I tried to go to college because it was what every “smart” kid was supposed to do, and it was something my parents wanted for me that they had never had. I only lasted one year at Lambuth College, and I just decided that college was not where I wanted to be.

Meanwhile, Ed James had been married for a short time, divorced, served in Vietnam, worked on his family’s farm, and had been in and out of Lambuth College so many times it seemed ridiculous. That one year I was there was one of the times Ed was there, too. The odds of our getting together were low. His family was wealthy; mine were not. He and his family were drinkers; we were teetotalers. He and his family smoked; we did not. He was not drawn to music or French or anything else I was interested in. He was crude, unorganized, and undependable. I already had a boyfriend back in Memphis. Yet --- Ed and I met and fell in love during that one year. If I had been there the year before, we would not have met. If I had been there the year after, we would not have met. That one year was the pivotal time.

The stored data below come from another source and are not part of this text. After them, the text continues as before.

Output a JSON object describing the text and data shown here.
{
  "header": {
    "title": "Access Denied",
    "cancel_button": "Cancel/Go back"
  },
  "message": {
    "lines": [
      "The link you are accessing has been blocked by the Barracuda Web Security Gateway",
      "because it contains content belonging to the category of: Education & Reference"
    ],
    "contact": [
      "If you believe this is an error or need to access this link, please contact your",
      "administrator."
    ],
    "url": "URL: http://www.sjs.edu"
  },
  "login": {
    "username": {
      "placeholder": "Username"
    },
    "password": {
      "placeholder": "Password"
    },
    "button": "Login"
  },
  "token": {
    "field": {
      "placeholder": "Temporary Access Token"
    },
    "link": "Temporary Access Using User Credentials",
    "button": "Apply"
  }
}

Of course, the most intriguing choice in my life was our decision to move from Tennessee to Maine in 1996. We told Rachel, age 18 when we moved, that she would be going to the University of Maine, and Matt, who was 13 when we moved, was given no choice in the matter either. What has become of that move? Rachel went into teaching, fell in love with Matt’s 7th grade science teacher, and got married. Several years later, Matt fell in love with another University of Maine student and got married. Their spouses were native Mainers who had never been to Tennessee, had no reason to visit Tennessee, and undoubtedly never would have met our kids, had we stayed in Tennessee. Rachel at the time was not happy at all about the move to Maine, understandably. She had friends and a boyfriend and was not anxious to uproot her life for the unknown. “What if it’s destiny, and your future husband is waiting for you in Maine?” I asked her. She said, “It would be my luck that his mom in Maine is telling him that his future wife is in Tennessee and we’ll just pass each other on the interstate.”

Now we have 2 granddaughters born of our daughter’s marriage, who never would have existed had we stayed in Tennessee. Our choice to move has forever changed the lives of our children.

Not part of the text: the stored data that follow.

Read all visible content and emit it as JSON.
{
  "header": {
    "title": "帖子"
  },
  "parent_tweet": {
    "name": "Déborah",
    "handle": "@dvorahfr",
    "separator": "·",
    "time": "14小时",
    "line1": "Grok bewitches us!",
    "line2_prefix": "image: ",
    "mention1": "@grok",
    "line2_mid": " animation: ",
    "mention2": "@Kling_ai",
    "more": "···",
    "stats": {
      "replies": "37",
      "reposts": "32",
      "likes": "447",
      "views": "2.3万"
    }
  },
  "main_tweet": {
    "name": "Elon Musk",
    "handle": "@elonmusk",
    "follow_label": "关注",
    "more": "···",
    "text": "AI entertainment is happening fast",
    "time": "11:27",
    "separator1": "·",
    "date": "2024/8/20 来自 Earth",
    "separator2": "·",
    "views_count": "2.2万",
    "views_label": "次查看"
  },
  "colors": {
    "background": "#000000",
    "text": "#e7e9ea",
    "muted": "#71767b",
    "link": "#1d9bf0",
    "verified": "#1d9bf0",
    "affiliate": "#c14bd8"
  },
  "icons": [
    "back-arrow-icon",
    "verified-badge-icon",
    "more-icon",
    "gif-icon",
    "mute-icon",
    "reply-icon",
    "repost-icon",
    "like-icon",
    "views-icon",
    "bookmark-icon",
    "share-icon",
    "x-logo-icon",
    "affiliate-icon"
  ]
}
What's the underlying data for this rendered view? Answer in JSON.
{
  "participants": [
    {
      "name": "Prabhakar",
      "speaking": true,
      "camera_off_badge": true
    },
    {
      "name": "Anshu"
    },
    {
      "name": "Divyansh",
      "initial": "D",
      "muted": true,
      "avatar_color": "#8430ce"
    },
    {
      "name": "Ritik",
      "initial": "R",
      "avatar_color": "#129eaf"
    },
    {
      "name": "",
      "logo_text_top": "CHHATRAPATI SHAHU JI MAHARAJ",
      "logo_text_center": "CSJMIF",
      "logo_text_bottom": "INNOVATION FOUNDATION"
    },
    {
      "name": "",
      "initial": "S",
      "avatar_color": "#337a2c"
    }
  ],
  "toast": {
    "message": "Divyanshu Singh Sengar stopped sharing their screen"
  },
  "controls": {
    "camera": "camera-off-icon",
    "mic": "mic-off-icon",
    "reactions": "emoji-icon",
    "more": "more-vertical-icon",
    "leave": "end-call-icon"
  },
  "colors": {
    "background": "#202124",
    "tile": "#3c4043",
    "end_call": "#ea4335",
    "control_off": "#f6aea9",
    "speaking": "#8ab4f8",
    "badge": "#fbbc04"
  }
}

Our choice to move to Ellsworth put us right in the perfect location for our daughter to meet her husband (who taught in the Ellsworth school system, where she was student teaching). It also put me 4 blocks from the local hospital which just happened to have an opening for a medical transcriptionist the first month we were here. I had finally found my calling - the job that would use all my gifts and bring me so much satisfaction - 13 years and counting.

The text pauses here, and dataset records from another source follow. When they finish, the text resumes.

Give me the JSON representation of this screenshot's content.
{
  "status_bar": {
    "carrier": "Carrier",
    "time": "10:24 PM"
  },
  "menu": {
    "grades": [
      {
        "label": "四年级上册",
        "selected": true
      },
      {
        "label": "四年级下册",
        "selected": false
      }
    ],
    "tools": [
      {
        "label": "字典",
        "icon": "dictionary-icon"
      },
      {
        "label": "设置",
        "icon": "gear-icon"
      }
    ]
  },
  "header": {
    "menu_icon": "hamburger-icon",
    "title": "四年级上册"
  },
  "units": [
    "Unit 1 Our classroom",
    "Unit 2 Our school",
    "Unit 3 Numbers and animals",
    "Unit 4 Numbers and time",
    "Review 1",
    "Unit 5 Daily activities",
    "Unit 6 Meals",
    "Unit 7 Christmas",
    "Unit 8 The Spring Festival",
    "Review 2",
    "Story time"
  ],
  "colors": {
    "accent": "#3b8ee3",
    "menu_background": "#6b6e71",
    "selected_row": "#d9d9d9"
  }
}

These are just the major life choices/chances. My life has also been enhanced by seemingly insignificant interactions that have changed me a great deal - the young lady in the church choir who got me interested in quilting, the older lady in our rural church in Tennessee who taught me all about sourdough starter, the man playing a Celtic harp in a local store at Christmas one year who got me wanting to learn harp, and other people who were just minimally involved in my life but who played a major role because they helped enlarge the scope and passions of my life.

Do you ever wonder what your life would have been like if choices and chances like these had been different? I can see the threads in my life branching off just like a family tree, with each instance/choice/chance encounter giving off its own thread in a new direction, each path in life arising from the one before it - all make up the person I am today - my likes and dislikes, my achievements and failures, my joys and my regrets, my politics, my faith, my hobbies, my memories from the past and my hopes and dreams for the future.

I’m so glad things turned out the way they did. I must not rest in contentment, though. Sometimes when you get settled in life, you think the tree has stopped branching. You build your nest and think things will always be the same. Not so. The tree keeps growing, the threads keep intertwining, and life continually surprises. The choices we made years ago are still coming to fruition, and the chance encounter we have tomorrow may just change our lives in ways we never could have imagined.